In the Morelli case, the State originally charged the defendant with 1st-degree reckless manslaughter, 3rd-degree arson, and 3 counts of 1st-degree reckless endangerment. The aggregate of these charges equals 33 years in prison. In my opinion, because the charges are so factually similar, I believe the true exposure would have been 20 years, the maximum period of incarceration on the 1st degree reckless manslaughter. This is based on the legal doctrine of merger and concurrent sentencing.

This is a very important factor, in my opinion, that the plea agreement was fair. Since the possible sentence range for a class B Felony is 1 year to 20 years, after a trial, the judge could sentence Mr. Morelli less than the maximum 20 years after a balance of the aggravating and mitigating factors of the case. While I am not privy to the 19-year-old defendant’s criminal history, I would assume this is his first conviction or he has a minimal criminal history. This factor would work to his benefit if the judge had to sentence him within the range of 1 year to 20 years, even after trial.
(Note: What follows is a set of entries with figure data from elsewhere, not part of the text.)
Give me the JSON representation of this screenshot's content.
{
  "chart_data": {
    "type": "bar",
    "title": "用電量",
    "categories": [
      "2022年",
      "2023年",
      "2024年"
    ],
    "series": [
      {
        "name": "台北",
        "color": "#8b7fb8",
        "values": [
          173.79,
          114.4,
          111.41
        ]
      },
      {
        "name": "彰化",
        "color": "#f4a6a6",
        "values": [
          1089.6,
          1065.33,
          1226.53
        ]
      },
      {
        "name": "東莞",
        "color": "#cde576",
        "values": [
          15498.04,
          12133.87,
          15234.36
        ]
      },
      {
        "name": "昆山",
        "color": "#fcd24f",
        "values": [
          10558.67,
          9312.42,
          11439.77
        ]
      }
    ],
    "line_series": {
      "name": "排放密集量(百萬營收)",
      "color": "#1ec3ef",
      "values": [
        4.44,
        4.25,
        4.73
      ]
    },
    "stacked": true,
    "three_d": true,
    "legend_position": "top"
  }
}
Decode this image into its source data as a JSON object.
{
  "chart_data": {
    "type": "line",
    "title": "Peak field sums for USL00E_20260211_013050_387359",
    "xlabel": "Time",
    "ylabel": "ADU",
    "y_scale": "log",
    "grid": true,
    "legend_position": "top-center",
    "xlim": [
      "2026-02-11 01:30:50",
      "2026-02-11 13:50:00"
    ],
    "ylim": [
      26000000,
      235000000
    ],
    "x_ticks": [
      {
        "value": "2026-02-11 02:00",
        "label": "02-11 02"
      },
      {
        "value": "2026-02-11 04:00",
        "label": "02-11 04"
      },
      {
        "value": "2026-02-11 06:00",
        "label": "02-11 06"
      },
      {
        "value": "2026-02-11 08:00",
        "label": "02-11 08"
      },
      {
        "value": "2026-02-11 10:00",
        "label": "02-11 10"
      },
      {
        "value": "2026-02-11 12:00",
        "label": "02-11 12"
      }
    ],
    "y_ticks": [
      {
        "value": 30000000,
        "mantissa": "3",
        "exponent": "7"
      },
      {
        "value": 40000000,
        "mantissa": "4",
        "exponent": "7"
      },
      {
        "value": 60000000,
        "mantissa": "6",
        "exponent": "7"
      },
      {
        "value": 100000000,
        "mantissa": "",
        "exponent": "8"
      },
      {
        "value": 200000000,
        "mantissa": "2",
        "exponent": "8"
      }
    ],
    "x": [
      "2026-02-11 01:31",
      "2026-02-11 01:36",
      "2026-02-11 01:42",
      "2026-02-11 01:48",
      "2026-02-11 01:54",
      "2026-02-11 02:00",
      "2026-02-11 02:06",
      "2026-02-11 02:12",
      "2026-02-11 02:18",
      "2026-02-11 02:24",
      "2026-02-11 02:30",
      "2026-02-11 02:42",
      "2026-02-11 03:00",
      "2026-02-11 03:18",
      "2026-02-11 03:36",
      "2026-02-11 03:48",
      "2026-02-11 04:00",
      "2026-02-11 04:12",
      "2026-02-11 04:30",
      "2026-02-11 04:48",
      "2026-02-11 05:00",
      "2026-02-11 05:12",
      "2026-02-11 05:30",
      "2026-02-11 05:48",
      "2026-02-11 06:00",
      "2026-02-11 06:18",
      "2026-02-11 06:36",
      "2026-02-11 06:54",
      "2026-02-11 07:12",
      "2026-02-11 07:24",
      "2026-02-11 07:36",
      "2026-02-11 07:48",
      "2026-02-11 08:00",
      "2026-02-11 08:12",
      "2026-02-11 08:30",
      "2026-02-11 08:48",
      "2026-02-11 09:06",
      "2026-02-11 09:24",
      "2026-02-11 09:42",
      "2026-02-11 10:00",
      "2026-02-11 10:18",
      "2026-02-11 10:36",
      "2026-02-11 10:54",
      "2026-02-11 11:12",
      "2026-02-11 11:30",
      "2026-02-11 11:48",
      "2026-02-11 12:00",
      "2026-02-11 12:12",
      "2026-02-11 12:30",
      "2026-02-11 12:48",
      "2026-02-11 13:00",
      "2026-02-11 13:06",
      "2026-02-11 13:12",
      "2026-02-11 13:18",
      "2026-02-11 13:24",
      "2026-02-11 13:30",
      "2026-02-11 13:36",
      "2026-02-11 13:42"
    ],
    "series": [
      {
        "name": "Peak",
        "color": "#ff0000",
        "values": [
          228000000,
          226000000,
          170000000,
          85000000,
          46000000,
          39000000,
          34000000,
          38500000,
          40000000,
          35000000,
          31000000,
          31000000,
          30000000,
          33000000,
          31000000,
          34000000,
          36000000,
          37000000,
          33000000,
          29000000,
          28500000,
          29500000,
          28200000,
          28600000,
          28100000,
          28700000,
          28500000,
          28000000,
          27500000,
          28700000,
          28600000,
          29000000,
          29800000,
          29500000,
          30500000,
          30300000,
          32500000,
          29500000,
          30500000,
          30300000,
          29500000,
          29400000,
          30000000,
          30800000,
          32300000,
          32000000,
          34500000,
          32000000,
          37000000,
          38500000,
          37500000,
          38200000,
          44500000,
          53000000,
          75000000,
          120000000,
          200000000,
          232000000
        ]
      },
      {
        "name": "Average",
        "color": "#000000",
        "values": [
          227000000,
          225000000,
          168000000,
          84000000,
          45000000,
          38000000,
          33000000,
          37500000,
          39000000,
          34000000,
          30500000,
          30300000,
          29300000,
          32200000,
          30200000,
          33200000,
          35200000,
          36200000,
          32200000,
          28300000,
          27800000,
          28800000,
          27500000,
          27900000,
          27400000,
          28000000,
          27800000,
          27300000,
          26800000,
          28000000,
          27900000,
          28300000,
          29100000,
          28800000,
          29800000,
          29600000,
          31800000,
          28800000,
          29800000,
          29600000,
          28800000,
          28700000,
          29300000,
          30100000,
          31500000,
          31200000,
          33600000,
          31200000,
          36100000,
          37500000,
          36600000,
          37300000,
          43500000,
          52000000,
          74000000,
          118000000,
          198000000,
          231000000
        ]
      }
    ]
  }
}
Another important factor to my opinion that the plea agreement was fair is the final resolution of the case without a trial or appeal. There certainly are no guarantees at trial and securing convictions at trial for a prosecutor is not easy. The State has the ultimate burden of proof which is beyond a reasonable doubt. This is even more difficult in a very difficult reckless manslaughter case which will turn on complex legal definitions such as “under circumstances evincing an extreme indifference to human life”, “recklessly”, and “grave risk of death”. Additionally, a plea eliminates the need for tense questioning, emotional arguments, and gruesome photographs. During a trial, victims are often forced to relive tragedy and heartache day after day. Finally, the plea resolution eliminates the lengthy appeals and the risk of reversal and retrial.

Furthermore, the victim’s mother had the opportunity to speak at the time of the plea and the judge hearing the case could have rejected the terms of the plea agreement. Instead, the judge commented that deal was “fair and just”.

I, admittedly, do not have access to the police reports and the investigation. Therefore, I am somewhat limited by the news reports and other facts learned through the media. However, I do think, based on the information I do know, that the plea offer extended and accepted by the judge was fair as discussed with Elizabeth Hasselback and Heather Hansen.

Additionally, while the victim or the victim’s family can’t reject a prosecutor’s plea offer, they do have some rights which can be found in the State’s victim’s rights bill of rights. Both Connecticut and New Jersey which include:

• They be treated fairly and respectfully;
• The case be completed in a timely manner;
• They be protected from the accused;
• Be told of court dates;
• Attend trial and proceedings;
• Talk to the prosecutor about the case;
• Have a chance to agree or disagree with any plea agreement and to make a statement to the court, at sentencing, if the court accepts the plea;
• Speak at sentencing;

Finally, some may argue that the defendant should have been charged with or pled guilty other crimes such as murder, arson or felony murder related to the arson. I disagree with those arguments. The evidence clearly supports that Mr. Morelli was attempting to wake up his friend by throwing a firework into the room. As discussed in the debate, the defendant’s intent is critical here. The arson and murder charges would have required the purpose to burn down the structure or kill the victim. This would be very difficult to prove considering this was the defendant’s friend’s home and it was a very bad joke that led to tragedy.